Anglo-American Support for Somali Coast Guard, Strategic Pragmatism or Problem?
With the potential support of a privately-trained maritime force, are the US and UK manoeuvring towards a more pragmatic approach to the piracy problem in Somalia?
On Tuesday 23 November the UN Security Council continued to condemn and deplore pirate actions off the coast of Somalia. UNSC Resolution 1950 re-authorises, commends and encourages state and regional organisation initiatives to counter piracy in accordance with continued cooperation with Somalia’s Transitional Federal Government. Interstate cooperation within the military sphere should continue to follow a similar path as shown by the recent collaboration between the Seychelles coast guard and EUNAVFOR in apprehending 16 pirates, but what of state cooperation with the private sector?
According to a Telegraph (UK) investigation, it recently became apparent that the UK Foreign and Commonwealth Office were holding talks with security firms, notably Drum Cussac, in the endeavour of establishing a coastguard on behalf of Somalia’s Transitional Federal Government. The Telegraph article identifies that the funding for such an endeavour would be largely drawn from the $25 million the US promised to the antipiracy project whilst ‘indirectly’ stemming from the UK’s funding of other related national security projects.
This is far from the first private initiative to develop Somalian maritime security capabilities, but it is unique in the scale and source of external support and funding.
Funding is a critical concern, numerous previous private security bids and contracts have floundered with elusive revenue, and a lack of funding in a prior endeavour by Hart International allegedly ended up with trained and equipped Somali maritime security personnel turning to piracy and taking their skills and kit with them.
Whilst some may place the blame directly at Hart’s doorstep, a more considered approach would indicate that this outcome primarily occurred due a lack of sustained funding and few to none of the necessary internal structures established within Somalia to sustain a maritime force . There were few incentives for the Puntland maritime forces to remain operational as opposed to the lucrative opportunities of piracy.
Currently, with some Norwegian financial support, Nordic International has been working in Somaliland’s ports and Triton International has been attempting to establish its coastguard. There are also recent reports that Saracen International is undertaking a similar contract in Puntland.
If maritime security forces are being established in each of these areas there are considerable concerns over a duplication of efforts and the creation of parallel force structures within one internationally recognised state. The internationally recognised Somali government whose reach barely extends beyond the capital, shares an antagonistic relationship with a relatively stable Puntland and secessionist Somaliland, who in turn have their disputes with each other.

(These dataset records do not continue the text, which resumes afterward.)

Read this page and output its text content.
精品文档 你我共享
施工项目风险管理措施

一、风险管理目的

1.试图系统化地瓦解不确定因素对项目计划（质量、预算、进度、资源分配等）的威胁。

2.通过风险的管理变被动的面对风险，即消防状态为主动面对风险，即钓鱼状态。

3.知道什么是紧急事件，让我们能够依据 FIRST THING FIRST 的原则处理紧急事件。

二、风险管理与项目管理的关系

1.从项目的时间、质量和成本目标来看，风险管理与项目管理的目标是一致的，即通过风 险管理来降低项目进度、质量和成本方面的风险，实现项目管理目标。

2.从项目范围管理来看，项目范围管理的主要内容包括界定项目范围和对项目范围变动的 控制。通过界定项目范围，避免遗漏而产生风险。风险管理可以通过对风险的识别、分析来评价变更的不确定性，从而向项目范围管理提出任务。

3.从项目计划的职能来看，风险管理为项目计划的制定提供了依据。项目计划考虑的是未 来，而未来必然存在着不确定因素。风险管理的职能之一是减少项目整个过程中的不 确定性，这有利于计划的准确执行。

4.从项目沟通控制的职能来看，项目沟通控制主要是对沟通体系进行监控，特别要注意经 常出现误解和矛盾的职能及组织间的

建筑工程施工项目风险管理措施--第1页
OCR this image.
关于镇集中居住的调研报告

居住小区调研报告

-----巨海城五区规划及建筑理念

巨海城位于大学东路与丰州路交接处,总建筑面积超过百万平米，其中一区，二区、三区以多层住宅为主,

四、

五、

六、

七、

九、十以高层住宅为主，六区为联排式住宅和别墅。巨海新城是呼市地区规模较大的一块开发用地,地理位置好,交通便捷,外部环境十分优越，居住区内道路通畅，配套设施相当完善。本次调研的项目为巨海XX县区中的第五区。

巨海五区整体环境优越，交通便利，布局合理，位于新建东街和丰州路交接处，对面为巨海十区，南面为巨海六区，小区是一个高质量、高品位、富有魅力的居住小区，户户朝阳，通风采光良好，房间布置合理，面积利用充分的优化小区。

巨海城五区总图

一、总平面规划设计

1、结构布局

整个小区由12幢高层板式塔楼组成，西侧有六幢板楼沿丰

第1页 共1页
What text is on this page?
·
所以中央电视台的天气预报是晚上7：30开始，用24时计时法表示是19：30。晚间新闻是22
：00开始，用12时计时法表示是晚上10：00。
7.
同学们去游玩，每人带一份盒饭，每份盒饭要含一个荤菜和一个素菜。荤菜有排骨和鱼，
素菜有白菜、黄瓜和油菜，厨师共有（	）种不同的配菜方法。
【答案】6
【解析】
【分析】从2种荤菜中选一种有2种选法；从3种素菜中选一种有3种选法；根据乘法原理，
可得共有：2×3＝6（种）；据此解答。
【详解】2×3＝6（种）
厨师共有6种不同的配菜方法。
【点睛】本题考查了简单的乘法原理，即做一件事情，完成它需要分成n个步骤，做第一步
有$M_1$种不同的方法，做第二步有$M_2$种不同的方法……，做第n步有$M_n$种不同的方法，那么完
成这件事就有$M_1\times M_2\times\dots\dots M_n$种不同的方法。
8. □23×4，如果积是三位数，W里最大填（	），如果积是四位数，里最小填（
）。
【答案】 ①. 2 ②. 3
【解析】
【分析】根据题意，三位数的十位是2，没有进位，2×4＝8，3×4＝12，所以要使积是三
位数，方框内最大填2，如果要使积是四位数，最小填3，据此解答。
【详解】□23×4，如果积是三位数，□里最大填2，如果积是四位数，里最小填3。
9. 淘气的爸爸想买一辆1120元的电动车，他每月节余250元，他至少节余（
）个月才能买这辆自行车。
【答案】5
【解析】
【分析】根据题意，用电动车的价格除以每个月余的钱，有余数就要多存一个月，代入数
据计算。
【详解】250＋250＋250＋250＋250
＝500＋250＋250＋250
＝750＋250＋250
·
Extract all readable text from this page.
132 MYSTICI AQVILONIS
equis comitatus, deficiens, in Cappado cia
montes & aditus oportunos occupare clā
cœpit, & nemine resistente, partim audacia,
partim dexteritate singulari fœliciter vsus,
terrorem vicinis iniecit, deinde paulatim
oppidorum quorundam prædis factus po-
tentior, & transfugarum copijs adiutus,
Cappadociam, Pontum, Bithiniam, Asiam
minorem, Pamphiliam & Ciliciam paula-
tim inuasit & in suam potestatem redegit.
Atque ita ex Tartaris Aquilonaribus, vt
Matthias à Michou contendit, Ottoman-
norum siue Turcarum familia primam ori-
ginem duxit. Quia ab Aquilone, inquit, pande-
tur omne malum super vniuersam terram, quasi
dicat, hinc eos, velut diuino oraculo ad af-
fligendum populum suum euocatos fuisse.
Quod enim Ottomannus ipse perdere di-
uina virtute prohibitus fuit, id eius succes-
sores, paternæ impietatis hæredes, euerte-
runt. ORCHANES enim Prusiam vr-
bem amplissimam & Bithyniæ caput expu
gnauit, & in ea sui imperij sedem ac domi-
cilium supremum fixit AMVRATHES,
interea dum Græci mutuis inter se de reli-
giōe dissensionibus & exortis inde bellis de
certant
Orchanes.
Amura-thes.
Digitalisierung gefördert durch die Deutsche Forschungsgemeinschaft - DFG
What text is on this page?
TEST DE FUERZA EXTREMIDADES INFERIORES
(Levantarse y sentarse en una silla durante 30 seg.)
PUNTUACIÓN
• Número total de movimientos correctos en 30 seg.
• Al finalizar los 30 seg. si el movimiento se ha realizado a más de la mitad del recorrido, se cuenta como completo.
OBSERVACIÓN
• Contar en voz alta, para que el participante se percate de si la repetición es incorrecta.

These antagonistic relationships and multiple power structures are likely to impact upon the operations of their respective maritime forces. Puntland has already objected to the TFG using a commercial partner to establish a coastguard and the development of Somalia’s maritime forces have been delayed over disagreements over who should have control.
It is not inconceivable that the recent release of the FCO’s discussions with Drum Cussac and that of Puntland accepting Saracen are potentially interrelated. It is certainly not the first time the private sector has assisted in the establishment of one armed group in support of an African government, only for it to become a destabilising force later on. Whilst those infamous episodes in the 1990s differ massively from this scenario, the concern remains that multiple maritime security structures in Somalia could, in the long run, have a negative impact on stability.
It remains plausible that the various Somalian maritime forces may not cooperate and as previously seen in East Asian waters; pirates simply retreat uninhibited to another region. Similarly, we may also see the TFG using its trained maritime forces to assert control over areas it has previously been unable to achieve on land.
Fortunately, with such a lack of control of their maritime peripheries, the threat of this occurring in the near future is currently minimal. Although ill-defined maritime borders may lead to problems, the greatest threat of parallel force structures creating instability is on land, where there are already thousands of TFG troops being trained, not at sea.
Perhaps in their ‘pragmatic’ outlook the US and UK deem the risks acceptable. Both the US and UK currently adhere to the concept of a unified Somalia and to that extent aiding the TFG in the maritime sphere would not necessarily equate to the development of a parallel force structure, but assist the legitimate Somalian government in tackling its pirate problem and in turn deal with a concern for them.
The establishment of effective indigenous maritime forces with proper oversight and funding through the TFG is likely to reduce pirate activity, especially as the main ports that the pirates operate from lie outside of Somaliland and Puntland. Multiple Somalian maritime forces may lead to problems in the future, but in the country’s current situation there is little doubt that an increase of indigenous maritime control is a positive one. The potential for the reduction of pirate activity has a net international benefit.
As I discussed in a previous MSR article, there are significant drivers for change in the US’ attitudes in dealing with piracy. Perhaps this is a more overt indicator identifying a shift towards pragmatism in the US and UK’s counter-piracy strategies.